Set-Cookie3: BAIDUID="335C106DE8D30F26AE2B446B5EA0C5EB:FG=1"; path="/"; domain=".baidu.com"; path_spec; domain_dot; expires="2021-03-28 04:12:25Z"; comment=bd; version=0

Set-Cookie3: BIDUPSID=335C106DE8D30F26276CDC5076B8F1AB; path="/"; domain=".baidu.com"; path_spec; domain_dot; expires="2088-04-15 07:26:32Z"; version=0

Set-Cookie3: H_PS_PSSID=30962_1457_31122_21126_30824; path="/"; domain=".baidu.com"; path_spec; domain_dot; discard; version=0

Set-Cookie3: PSTM=1585368744; path="/"; domain=".baidu.com"; path_spec; domain_dot; expires="2088-04-15 07:26:32Z"; version=0

Set-Cookie3: BDSVRTM=0; path="/"; domain="www.baidu.com"; path_spec; discard; version=0

Set-Cookie3: BD_HOME=1; path="/"; domain="www.baidu.com"; path_spec; discard; version=0

# 对Cookies文件的利用
import http.cookiejar,urllib.request

filename = 'cookie1.txt'

cookie = http.cookiejar.LWPCookieJar(filename)
handler = urllib.request.HTTPCookieProcessor(cookie)
opener = urllib.request.build_opener(handler)
response = opener.open('http://www.baidu.com')
cookie.save(ignore_discard=True,ignore_expires=True)
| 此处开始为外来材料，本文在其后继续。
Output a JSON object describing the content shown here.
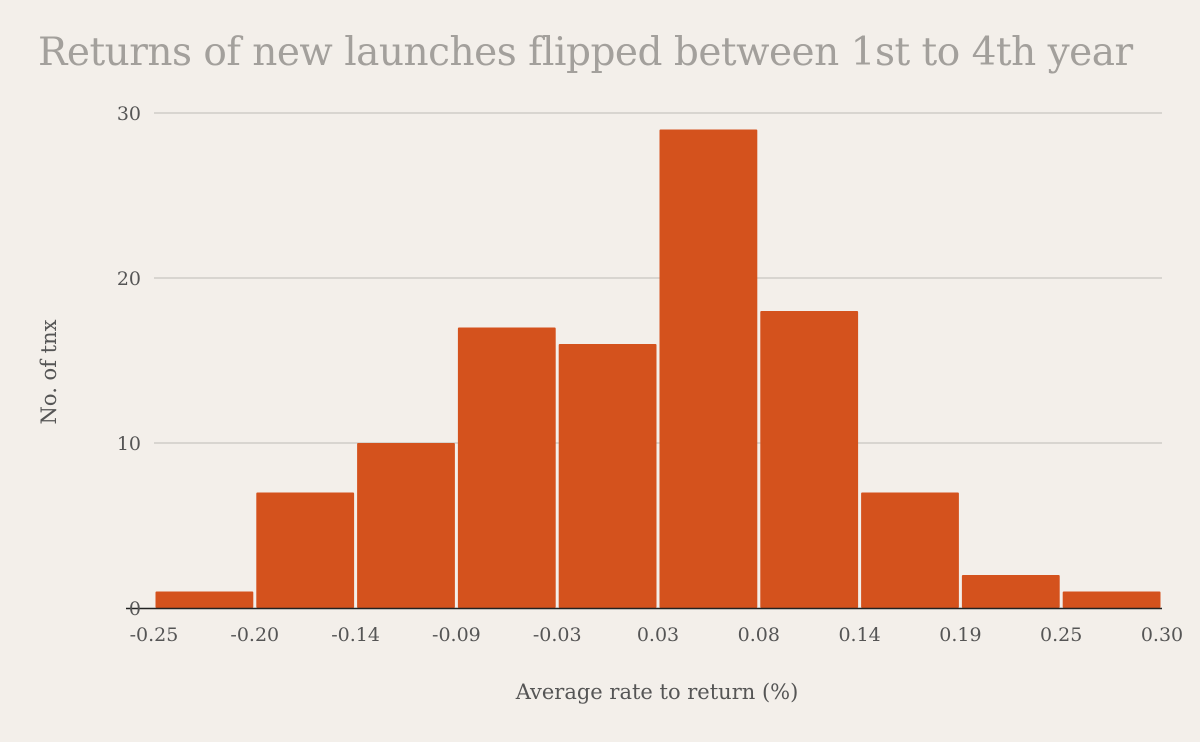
{
  "chart_data": {
    "type": "bar",
    "title": "Returns of new launches flipped between 1st to 4th year",
    "xlabel": "Average rate to return (%)",
    "ylabel": "No. of tnx",
    "bin_edges": [
      "-0.25",
      "-0.20",
      "-0.14",
      "-0.09",
      "-0.03",
      "0.03",
      "0.08",
      "0.14",
      "0.19",
      "0.25",
      "0.30"
    ],
    "values": [
      1,
      7,
      10,
      17,
      16,
      29,
      18,
      7,
      2,
      1
    ],
    "yticks": [
      0,
      10,
      20,
      30
    ],
    "ylim": [
      0,
      30
    ],
    "grid": true,
    "legend": "none",
    "bar_color": "#d4521d",
    "grid_color": "#c8c5c1",
    "axis_color": "#222222",
    "title_color": "#a3a09c"
  }
}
# 用load()方法读取本地文件,获取Cookies的内容
cookie.load('cookie1.txt',ignore_expires=True,ignore_discard=True)
handler = urllib.request.HTTPCookieProcessor(cookie)
opener = urllib.request.build_opener(handler)
response = opener.open('https://www.baidu.com')
# 这里输出百度网站的源代码
print(response.read().decode('utf-8'))
# 通过这种方法可以实现绝大多数请求的设置

# 运行结果
<html>
<head>
	<script>
		location.replace(location.href.replace("https://","http://"));
	</script>
</head>
<body>
	<noscript><meta http-equiv="refresh" content="0;url=http://www.baidu.com/"></noscript>
</body>
</html>
Error 模块
URLError

URLError 来自urllib中的error模块,继承了OSError类,是error异常模块的基类
可以用来处理request生成的异常

# 实例
from urllib import request,error
try:
    response = request.urlopen('https://joker.com/index.html')
except error.URLError as e:
    print(e.reason)
# 运行结果
Not Found
HTTPError

是URLError的子类,用于处理HTTP请求错误
它包含三个属性:code(返回HTTP状态码),reason(返回错误原因),headers(返回请求头)

# 实例
from urllib import request,error
try:
    response = request.urlopen('https://joker.com/index.html')
except error.HTTPError as e:
    print(e.reason,e.code,e.headers,sep='\n')
# 运行结果
Not Found
404
Server: nginx
Date: Sat, 28 Mar 2020 07:37:55 GMT
Content-Type: text/html; charset=UTF-8
Transfer-Encoding: chunked
Connection: close
Set-Cookie: Joker_Session=sjpf9uffn808s4lqqg1n5i44s8; path=/; secure; HttpOnly
Expires: Thu, 19 Nov 1981 08:52:00 GMT
Cache-Control: no-store, no-cache, must-revalidate
Pragma: no-cache
X-Frame-Options: SAMEORIGIN
X-XSS-Protection: 1; mode=block
X-Content-Type-Options: nosniff
Set-Cookie: ZLBSYS=WEB3; expires=Sat, 28-Mar-2020 07:47:55 GMT; path=/; secure; HttpOnly
# 因为URLError是HTTPError的父类,所以可以先捕获子类的错误,获取他的状态码,原因,headers等,
# 如果不是子类的错误,则捕获父类错误,输出错误原因,最后用else来处理正常情况
Parse 模块
urlparse

实现URL的识别和分段

# 实例
from urllib.parse import urlparse

# urlparse将URL拆分为6个部分
# ://前为scheme(协议),第一个/前为netloc(域名),域名后面是path(访问路径)
# ';'后面是params(参数),'?'后面是query(查询条件,一般用作GET类型的URL),'#'后面是fragment(锚点,用于直接定位页面内部的下拉设置)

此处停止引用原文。